Les entreprises françaises face au défi du marché américain

ANALYSE

✍️ Par Yannick URRIEN

En 2024, les États-Unis se sont affirmés comme le deuxième partenaire commercial de la France, avec 48,6 milliards d’euros de biens exportés, derrière l’Allemagne (78 milliards d’euros). Selon une étude de la DGDDI et de l’INSEE, près de 14 700 entreprises françaises – hors secteurs agricoles et financiers – ont exporté vers le marché américain l’an passé, représentant 10,6 % de leurs exportations totales.

Si la majorité des entreprises exportatrices sont des PME ou des microentreprises (44 % chacune), ce sont les grands groupes et les entreprises de taille intermédiaire (ETI) qui assurent près de 90 % des flux vers les États-Unis. À elles seules, les 5 800 sociétés intégrées dans des groupes concentrent 88 % de ces exportations. Les industries les plus performantes sont celles de la construction aéronautique et navale, des vins et spiritueux, ainsi que de la maroquinerie.

Les microentreprises apparaissent particulièrement vulnérables : pour 22 % d’entre elles, le marché américain constitue leur unique débouché à l’export. En moyenne, ce marché représente 31,3 % de leurs exportations, contre 10,3 % pour les groupes. Cette forte dépendance expose davantage ces petites structures aux variations des conditions économiques et aux politiques douanières.

Les entreprises exportatrices vers les États-Unis emploient plus de 4,2 millions de salariés en équivalent temps plein et génèrent 2 055 milliards d’euros de chiffre d’affaires consolidé en France, soit 35 % de la valeur ajoutée du secteur marchand. L’industrie reste le moteur principal, concentrant 80 % des exportations, notamment dans les secteurs pharmaceutiques, chimiques et des équipements électroniques.
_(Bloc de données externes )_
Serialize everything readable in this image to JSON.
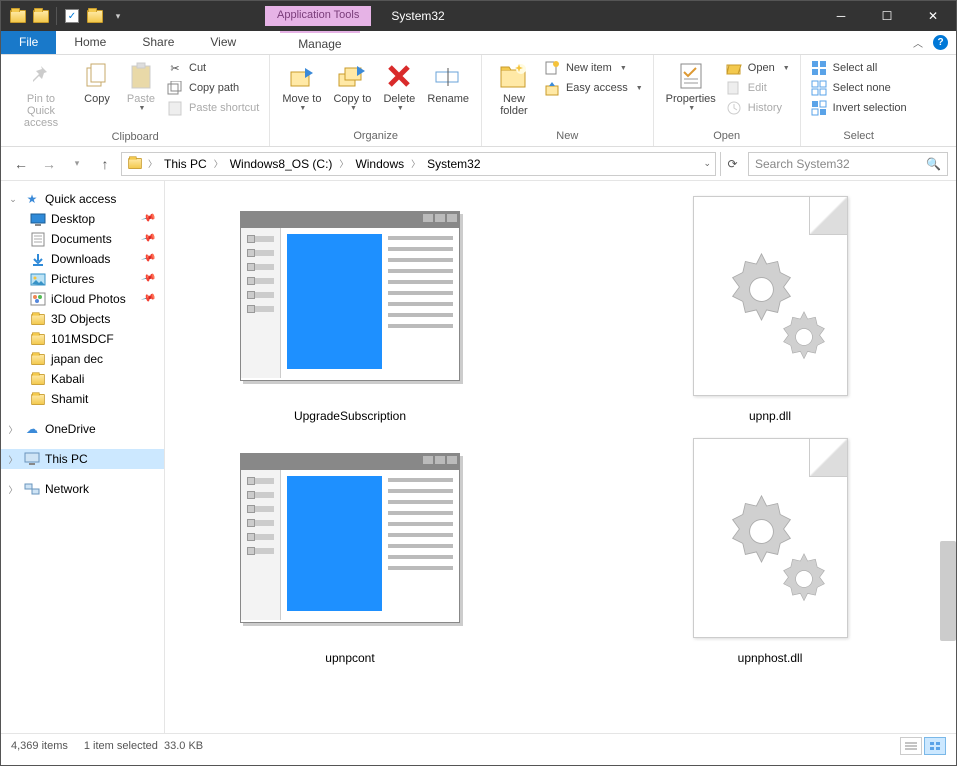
{
  "titlebar": {
    "app_tools": "Application Tools",
    "title": "System32"
  },
  "tabs": {
    "file": "File",
    "home": "Home",
    "share": "Share",
    "view": "View",
    "manage": "Manage"
  },
  "ribbon": {
    "clipboard": {
      "label": "Clipboard",
      "pin": "Pin to Quick access",
      "copy": "Copy",
      "paste": "Paste",
      "cut": "Cut",
      "copy_path": "Copy path",
      "paste_shortcut": "Paste shortcut"
    },
    "organize": {
      "label": "Organize",
      "move": "Move to",
      "copy": "Copy to",
      "delete": "Delete",
      "rename": "Rename"
    },
    "new": {
      "label": "New",
      "folder": "New folder",
      "item": "New item",
      "easy": "Easy access"
    },
    "open": {
      "label": "Open",
      "properties": "Properties",
      "open": "Open",
      "edit": "Edit",
      "history": "History"
    },
    "select": {
      "label": "Select",
      "all": "Select all",
      "none": "Select none",
      "invert": "Invert selection"
    }
  },
  "breadcrumb": [
    "This PC",
    "Windows8_OS (C:)",
    "Windows",
    "System32"
  ],
  "search": {
    "placeholder": "Search System32"
  },
  "tree": {
    "quick_access": "Quick access",
    "items": [
      {
        "label": "Desktop",
        "pinned": true,
        "icon": "desktop"
      },
      {
        "label": "Documents",
        "pinned": true,
        "icon": "doc"
      },
      {
        "label": "Downloads",
        "pinned": true,
        "icon": "down"
      },
      {
        "label": "Pictures",
        "pinned": true,
        "icon": "pic"
      },
      {
        "label": "iCloud Photos",
        "pinned": true,
        "icon": "icloud"
      },
      {
        "label": "3D Objects",
        "pinned": false,
        "icon": "folder"
      },
      {
        "label": "101MSDCF",
        "pinned": false,
        "icon": "folder"
      },
      {
        "label": "japan dec",
        "pinned": false,
        "icon": "folder"
      },
      {
        "label": "Kabali",
        "pinned": false,
        "icon": "folder"
      },
      {
        "label": "Shamit",
        "pinned": false,
        "icon": "folder"
      }
    ],
    "onedrive": "OneDrive",
    "thispc": "This PC",
    "network": "Network"
  },
  "files": [
    {
      "name": "UpgradeSubscription",
      "type": "exe"
    },
    {
      "name": "upnp.dll",
      "type": "dll"
    },
    {
      "name": "upnpcont",
      "type": "exe"
    },
    {
      "name": "upnphost.dll",
      "type": "dll"
    }
  ],
  "status": {
    "count": "4,369 items",
    "selection": "1 item selected",
    "size": "33.0 KB"
  }
}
Le taux de marge moyen des entreprises exportant vers les États-Unis s’établit à 35,5 %, supérieur à la moyenne nationale (27,9 %). Mais cette moyenne cache de fortes disparités : les microentreprises affichent un taux de marge élevé (38,4 %) mais très hétérogène, alors que les PME se situent à 27,6 %. L’étude souligne qu’une hausse des droits de douane de 10 % entraînerait une baisse moyenne de 0,6 point du taux de marge, et jusqu’à 2 points pour les structures indépendantes. Avec une augmentation de 30 %, cette contraction pourrait atteindre 12,8 points dans des secteurs comme l’aéronautique.

Environ 2 000 entreprises françaises sont particulièrement exposées, car le marché américain représente plus de 10 % de leur chiffre d’affaires. Ces sociétés concentrent la majorité des exportations dans la maroquinerie, les boissons et le transport aéronautique et naval. Pour elles, un renforcement des barrières douanières constituerait un risque majeur, avec un impact direct sur la rentabilité et la compétitivité.